I have a one hemisphere V1 mask in MNI space (1x1x1), and I try to do linear registration into functional space. The functional scans are 3x3x3 and they are not whole-brain scans. I tried using FLIRT as follows:
I get a mask that is partially out of boundaries of brain and partially extend to other hemisphere. If the approach is not correct, how can we register this mask into functional space (linear reg.) using FSL?
(We want to use the mask in “Pre-threshold masking” option in FSL)
Hi, thank you for your reply and thanks for the kind welcome.
From the previous FSL analysis I have done with the same functional data and MNI 1mm registration , there exists a feat file which has a reg file and inside that I get all of the transformation matrices. In that file, the naming was different (not MNI2func.mat), it was standard2example_func, and I also tried the same step with that file.
flirt -in V1-LH.nii.gz -ref example_func.nii.gz -applyxfm -init standard2example_func.mat -interp nearestneighbour -out myMask_in_func.nii.gz
I also tried to use convertxfm as another way of achieving MNI2Func.mat from highres2standard.mat and example_func2highres.mat :
convert_xfm -inverse highres2standard.mat -omat standard2highres.mat
convert_xfm -inverse example_func2highres.mat -omat highres2example_func.mat
convert_xfm -omat MNI2func.mat -concat highres2example_func.mat standard2highres.mat
The resulting masks were identical for both of the approaches as expected.
Hi @Tutku_Karahan, have you verified that the registration which was run as part of the FEAT analysis was successful, i.e. good alignment between the functional and standard space images?
Also, did you provide a field map to perform B0 unwarping? If so, the linear functional<->standard space transformation will only be approximate - you would need to use the inverse of the non-linear example_func2standard_warp.nii.gz transformation.
Hi,
Thank you for the answer. I checked the alignment between functional and standard space images, it was successful.
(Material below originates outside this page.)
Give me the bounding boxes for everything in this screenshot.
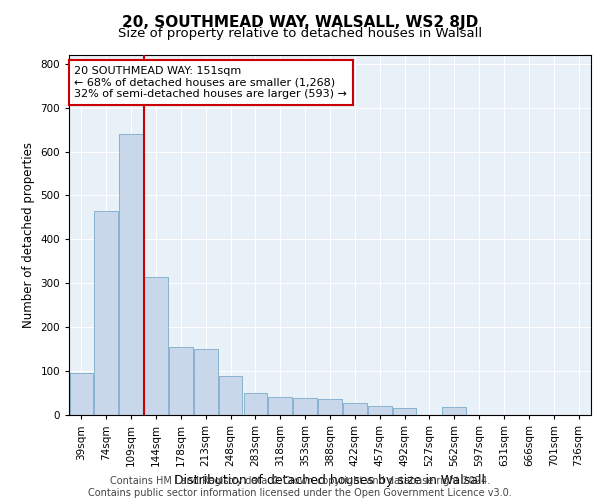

For the B0 unwarping, as a previous step before analysis I did magnetic field distortion correction with topup, unwarping the functional images. I used fslmerge to create a merged file using the two ‘blipped’ images (blip-up and blip-down) and generate a topup file by using topup command and apply this topup to functional files using applytopup command. So after these steps I input the unwarped functional file into FEAT analysis, i did not utilize field map option or provide a field map in FEAT. So, do I still need to use nonlinear transformation?
I also tried nonlinear transformation and it worked as a map, there was no problem. But our study requires avoiding nonlinear transformations as much as possible.
Would you be able to post some screenshots, of the original mask overlaid on the MNI152, and of the transformed mask overlaid on your functional data? Or if you could share your data using e.g. dropbox/google drive, I can have a look.